【山口和幸の茶輪記】報道スピードは超進化したが、沿道の雰囲気は変わらない | CYCLE やわらかスポーツ情報サイト

【山口和幸の茶輪記】報道スピードは超進化したが、沿道の雰囲気は変わらない

オピニオン コラム
グレッグ・レモン(1990年)
  • グレッグ・レモン(1990年)
  • ミゲール・インデュライン(2005年)
  • グレッグ・レモン(1989年)
  • ローラン・フィニョン
  • エディ・メルクス
  • ベルナール・イノー
  • ジャック・アンクティル(右)、レイモン・プリドール(左)
ツール・ド・フランスをボクが初めて取材したのが今から25年前の1989年。自転車雑誌サイクルスポーツの編集者として現地に派遣され、最終日のパリ・シャンゼリゼでグレッグ・レモンが50秒差を大逆転したという、歴史的な瞬間を目撃した。

当時は派遣カメラマンが撮影済みのポジフィルムを持ち帰り、現像して写真選び。
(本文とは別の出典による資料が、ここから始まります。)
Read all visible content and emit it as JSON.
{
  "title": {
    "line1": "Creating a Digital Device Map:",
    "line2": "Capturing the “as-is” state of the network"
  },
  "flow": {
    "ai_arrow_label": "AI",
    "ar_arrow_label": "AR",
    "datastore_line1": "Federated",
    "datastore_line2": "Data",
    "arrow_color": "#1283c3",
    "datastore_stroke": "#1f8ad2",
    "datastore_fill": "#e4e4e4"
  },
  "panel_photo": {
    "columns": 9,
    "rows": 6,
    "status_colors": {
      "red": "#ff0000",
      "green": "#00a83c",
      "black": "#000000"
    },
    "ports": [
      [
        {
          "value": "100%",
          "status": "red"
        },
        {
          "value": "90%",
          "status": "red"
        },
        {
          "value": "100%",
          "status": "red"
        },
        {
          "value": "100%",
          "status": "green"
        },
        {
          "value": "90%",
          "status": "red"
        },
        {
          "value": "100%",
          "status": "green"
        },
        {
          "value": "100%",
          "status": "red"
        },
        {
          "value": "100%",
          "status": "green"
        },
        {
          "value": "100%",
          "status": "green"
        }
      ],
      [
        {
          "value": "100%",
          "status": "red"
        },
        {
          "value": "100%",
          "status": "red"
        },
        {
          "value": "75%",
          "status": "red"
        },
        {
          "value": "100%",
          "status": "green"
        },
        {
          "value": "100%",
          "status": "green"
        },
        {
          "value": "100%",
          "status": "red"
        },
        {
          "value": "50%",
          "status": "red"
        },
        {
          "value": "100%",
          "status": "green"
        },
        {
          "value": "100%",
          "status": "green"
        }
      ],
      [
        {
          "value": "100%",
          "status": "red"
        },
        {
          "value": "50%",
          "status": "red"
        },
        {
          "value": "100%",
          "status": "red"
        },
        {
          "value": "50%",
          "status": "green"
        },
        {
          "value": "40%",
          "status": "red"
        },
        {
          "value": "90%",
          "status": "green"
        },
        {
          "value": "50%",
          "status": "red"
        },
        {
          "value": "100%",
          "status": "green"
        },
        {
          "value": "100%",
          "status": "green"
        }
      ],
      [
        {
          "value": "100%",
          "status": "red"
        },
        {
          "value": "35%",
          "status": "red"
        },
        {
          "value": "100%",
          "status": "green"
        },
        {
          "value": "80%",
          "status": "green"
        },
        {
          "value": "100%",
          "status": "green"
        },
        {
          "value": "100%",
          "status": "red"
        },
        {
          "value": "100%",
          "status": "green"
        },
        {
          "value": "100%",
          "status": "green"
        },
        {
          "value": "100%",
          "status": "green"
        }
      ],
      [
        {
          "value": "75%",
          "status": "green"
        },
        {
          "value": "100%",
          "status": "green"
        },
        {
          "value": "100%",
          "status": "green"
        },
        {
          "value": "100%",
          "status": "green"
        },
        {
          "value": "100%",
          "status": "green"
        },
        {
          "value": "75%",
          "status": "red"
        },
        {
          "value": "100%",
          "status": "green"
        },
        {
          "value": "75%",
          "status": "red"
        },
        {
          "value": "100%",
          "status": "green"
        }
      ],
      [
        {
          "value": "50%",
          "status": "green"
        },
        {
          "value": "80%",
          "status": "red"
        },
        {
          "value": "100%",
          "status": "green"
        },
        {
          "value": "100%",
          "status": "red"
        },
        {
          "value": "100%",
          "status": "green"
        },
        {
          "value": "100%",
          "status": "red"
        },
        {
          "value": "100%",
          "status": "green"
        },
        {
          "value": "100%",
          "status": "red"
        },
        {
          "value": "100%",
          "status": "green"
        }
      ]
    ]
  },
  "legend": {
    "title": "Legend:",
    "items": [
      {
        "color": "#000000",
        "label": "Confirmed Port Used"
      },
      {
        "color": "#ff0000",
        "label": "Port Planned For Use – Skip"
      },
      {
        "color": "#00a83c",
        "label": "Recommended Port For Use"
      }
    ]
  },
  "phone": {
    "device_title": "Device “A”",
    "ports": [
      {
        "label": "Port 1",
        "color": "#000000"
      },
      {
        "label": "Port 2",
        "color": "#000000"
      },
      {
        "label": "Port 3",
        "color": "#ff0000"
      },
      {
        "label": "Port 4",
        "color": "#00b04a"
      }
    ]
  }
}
同時進行で原稿を書いて入稿し、1か月半して誌面ができあがった。現場に現像道具を持ち込む外国人カメラマンや、電話を駆使した口述筆記で原稿を送る地元記者、タイプライターの音を響かせるベテラン記者らがその当時はかなりいた。

レース展開はプレスセンターのモニターを見ながらメモするか、ゴール後しばらくして配布される紙のレポートをチェックするか。当初はフランス語だけだったが、2000年台になって英語表記が追加された。フランス独自の情報システム「ミニテル」も登場し、プレスセンターへの到着が遅れても小箱のようなミニテルを操作すると、白黒モニターにレース展開が表示された。当時はそれが画期的だと驚いた。

日本人記者として初めて、ボクが原稿をメールで送るようになったのは1997年前後から。雑誌は帰国してから原稿を書けばよかったが、日刊のスポーツ新聞は即座に送る必要があったからだ。すぐに写真も添付で送信するようになる。あっという間にインターネット時代になり、ミニテルは死滅。公式サイトも充実し、現在ではプレスセンターに提供される情報と同じものをファンが世界中で確認できるようになった。

こうして報道の世界は急速に高速化。記者はプレスセンターだけでなくクルマの中や木陰でパソコンをたたいて原稿を送稿。カメラマンは撮影した現場で携帯端末を介して画像を送信する。いやはや、もう目が回りそうだ。機材の高速化が現場記者のゆとりを奪ったともいえる。

そんな高速ツールだが、白黒時代と変わらないのは沿道ののんびりとした雰囲気だ。優雅なバカンスの1日を費やして家族や仲間と一緒になって楽しむ。四半世紀前とそれだけは同じ。そんな彼らの姿を見ると、ちょっとだけホッとするのである。